Voorraad beheerde Defensieobjecten

De Defensieobjecten worden door het Rijksvastgoedbedrijf onderhouden (instandhouding). Defensie voorziet de komende jaren een kleine krimp in haar portefeuille.

Doelmatigheid verkoop vastgoed

Doelstelling is objecten te verkopen tegen tenminste de voorgecalculeerde bedragen die in een businesscase waren opgenomen. Het totale resultaat van het verkochte onroerend goed zal tenminste positief moeten zijn.

Bezetting in fte's

De bezetting van ambtelijk personeel neemt als gevolg van voorziene krimp in de vraag naar rijksvastgoed en besparingen vanuit de fusie de komende jaren naar verwachting af tot 1.674 fte in 2021.

Apparaat-omzet indicator

Dit betreft de procentuele verhouding van de apparaatskosten van het RVB tot de omzet (totale baten) van de dienst.
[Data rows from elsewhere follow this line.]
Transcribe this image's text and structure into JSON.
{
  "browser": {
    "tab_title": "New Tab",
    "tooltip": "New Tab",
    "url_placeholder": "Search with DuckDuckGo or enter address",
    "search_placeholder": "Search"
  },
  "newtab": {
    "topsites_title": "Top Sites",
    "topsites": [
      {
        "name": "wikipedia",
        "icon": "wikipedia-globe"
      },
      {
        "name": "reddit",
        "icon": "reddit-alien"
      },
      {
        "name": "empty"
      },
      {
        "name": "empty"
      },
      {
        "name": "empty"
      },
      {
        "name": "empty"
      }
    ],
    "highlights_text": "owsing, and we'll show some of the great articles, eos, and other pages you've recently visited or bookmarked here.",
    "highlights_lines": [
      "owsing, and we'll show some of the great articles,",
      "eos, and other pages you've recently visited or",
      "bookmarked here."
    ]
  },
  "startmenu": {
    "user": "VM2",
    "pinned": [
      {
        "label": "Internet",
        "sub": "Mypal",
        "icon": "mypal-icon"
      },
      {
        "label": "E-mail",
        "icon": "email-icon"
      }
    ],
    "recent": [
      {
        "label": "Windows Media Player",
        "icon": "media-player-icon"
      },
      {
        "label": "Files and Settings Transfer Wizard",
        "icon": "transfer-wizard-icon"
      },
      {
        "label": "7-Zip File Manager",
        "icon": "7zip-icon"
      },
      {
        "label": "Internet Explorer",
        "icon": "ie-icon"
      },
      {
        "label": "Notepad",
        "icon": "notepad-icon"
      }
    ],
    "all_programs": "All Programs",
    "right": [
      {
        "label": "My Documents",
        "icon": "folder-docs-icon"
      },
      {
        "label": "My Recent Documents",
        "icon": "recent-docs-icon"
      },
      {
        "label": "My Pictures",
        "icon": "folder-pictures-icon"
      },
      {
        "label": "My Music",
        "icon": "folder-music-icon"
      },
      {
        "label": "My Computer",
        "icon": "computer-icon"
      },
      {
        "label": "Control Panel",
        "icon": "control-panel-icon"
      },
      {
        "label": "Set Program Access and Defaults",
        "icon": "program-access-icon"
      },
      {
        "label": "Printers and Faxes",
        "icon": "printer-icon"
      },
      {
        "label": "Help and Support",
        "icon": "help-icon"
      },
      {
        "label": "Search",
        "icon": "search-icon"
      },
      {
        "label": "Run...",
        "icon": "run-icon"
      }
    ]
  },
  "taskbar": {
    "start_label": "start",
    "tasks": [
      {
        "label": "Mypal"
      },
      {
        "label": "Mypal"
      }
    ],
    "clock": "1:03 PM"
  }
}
Een daling van de waarde van de indicator geeft aan dat de verhouding tussen de omzet en het ingezette apparaat verbetert.

Projecten binnen budget gerealiseerd

Het percentage projecten binnen budget gerealiseerd is na de fusie gesteld op meer dan 80%. Het getuigt van ambitie om als norm te hebben dat het overgrote deel van de projecten wordt uitgevoerd binnen het afgesproken budget.

De ervaring leert dat het prognosticeren van de kosten van vastgoedprojecten niet eenvoudig is. De uitkomsten van aanbestedingen laten zich lastig voorspellen. Daarnaast kunnen tijdens de uitvoering van de projecten tegenvallers aan het licht komen. De verwachting is dat de kennisbundeling en professionalisering de komende jaren tot betere resultaten zal leiden. De norm van 80% kan daarmee over enkele jaren (2021) naar 85% worden bijgesteld.

Projecten tijdig gerealiseerd

Het percentage projecten tijdig gerealiseerd is na de fusie gesteld op meer dan 80%. Deze norm houdt concreet in dat minder dan 20% van de projecten later wordt opgeleverd dan met de opdrachtgever is afgesproken.

Een deel van de projecten kan vertragen doordat tijdens de uitvoering feiten boven water komen, waar vooraf geen rekening mee is gehouden. Dit zal nooit uit te sluiten zijn, maar ook voor deze indicator geldt dat met een goede kennisbundeling en professionaliteit het percentage waarbij de afgesproken tijd wordt overschreden, kan worden verminderd. Over enkele jaren (2021) kan deze norm ook naar 85%.

Productiviteit

De productiviteit geeft inzicht in de sturing op directe uren. Hoe meer directe uren worden ingezet, ofwel hoe minder indirecte/overige, hoe beter wordt gepresteerd.

Als gevolg van de fusie kan personeel effectiever op de verschillende activiteiten worden ingezet. Daarnaast leidt de fusie ook tot minder indirecte functies en meer productiviteit in de primaire processen.

8

Projecten die nog niet zijn gegund, zijn nog onderhevig aan definitieve besluitvorming. Van deze projecten, kunnen vanwege marktoverwegingen geen bedragen worden genoemd.

9

Zoals in de inleiding van deze paragraaf is gemeld wordt hier gerapporteerd over de externe prestatie-indicatoren. Afgesproken is om het ministerie van Financiën te betrekken bij de monitoring van de interne indicatoren.